Autoimmune T cells in rheumatoid arthritis (RA) have a defect in mitochondrial oxygen consumption and ATP production. Here, we identified suppression of the GDP-forming β subunit of succinate-CoA ligase (SUCLG2) as an underlying abnormality. SUCLG2-deficient T cells reverted the tricarboxylic acid (TCA) cycle from the oxidative to the reductive direction, accumulated α-ketoglutarate, citrate, and acetyl-CoA (AcCoA), and differentiated into pro-inflammatory effector cells. In AcCoA^hi RA T cells, tubulin acetylation stabilized the microtubule cytoskeleton and positioned mitochondria in a perinuclear location, resulting in cellular polarization, uropod formation, T cell migration, and tissue invasion. In the tissue, SUCLG2-deficient T cells functioned as cytokine-producing effector cells and were hyperinflammatory, a defect correctable by replenishing the enzyme. Preventing T cell tubulin acetylation by tubulin acetyltransferase knockdown was sufficient to inhibit synovitis. These data link mitochondrial failure and AcCoA oversupply to autoimmune tissue inflammation.
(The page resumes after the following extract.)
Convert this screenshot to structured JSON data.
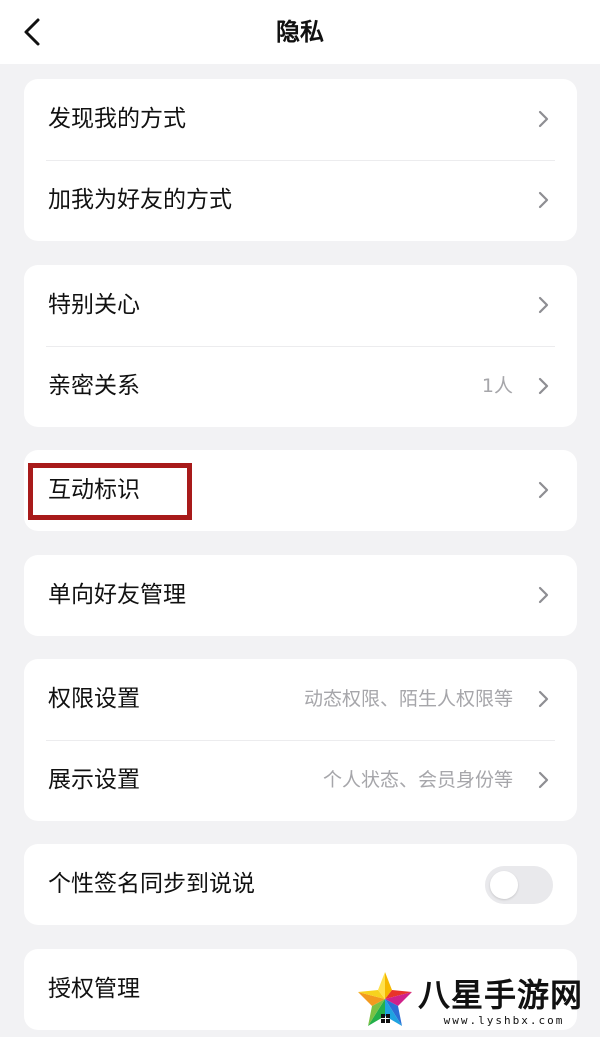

类风湿性关节炎 (RA) 中的自身免疫性 T 细胞在线粒体耗氧量和 ATP 产生方面存在缺陷。在这里，我们确定抑制琥珀酸辅酶 A 连接酶 (SUCLG2) 的 GDP 形成 β 亚基是潜在的异常。SUCLG2 缺陷型 T 细胞将三羧酸 (TCA) 循环从氧化方向逆转为还原方向，积累 α-酮戊二酸、柠檬酸和乙酰辅酶 A (AcCoA)，并分化为促炎效应细胞。在AcCoA^喜RA T 细胞、微管蛋白乙酰化稳定了微管细胞骨架并将线粒体定位在核周位置，导致细胞极化、尾足类动物形成、T 细胞迁移和组织侵袭。在组织中，SUCLG2 缺陷的 T 细胞作为产生细胞因子的效应细胞发挥作用，并且是高炎症性的，这种缺陷可以通过补充酶来纠正。通过微管蛋白乙酰转移酶敲低防止 T 细胞微管蛋白乙酰化足以抑制滑膜炎。这些数据将线粒体衰竭和 AcCoA 供过于求与自身免疫组织炎症联系起来。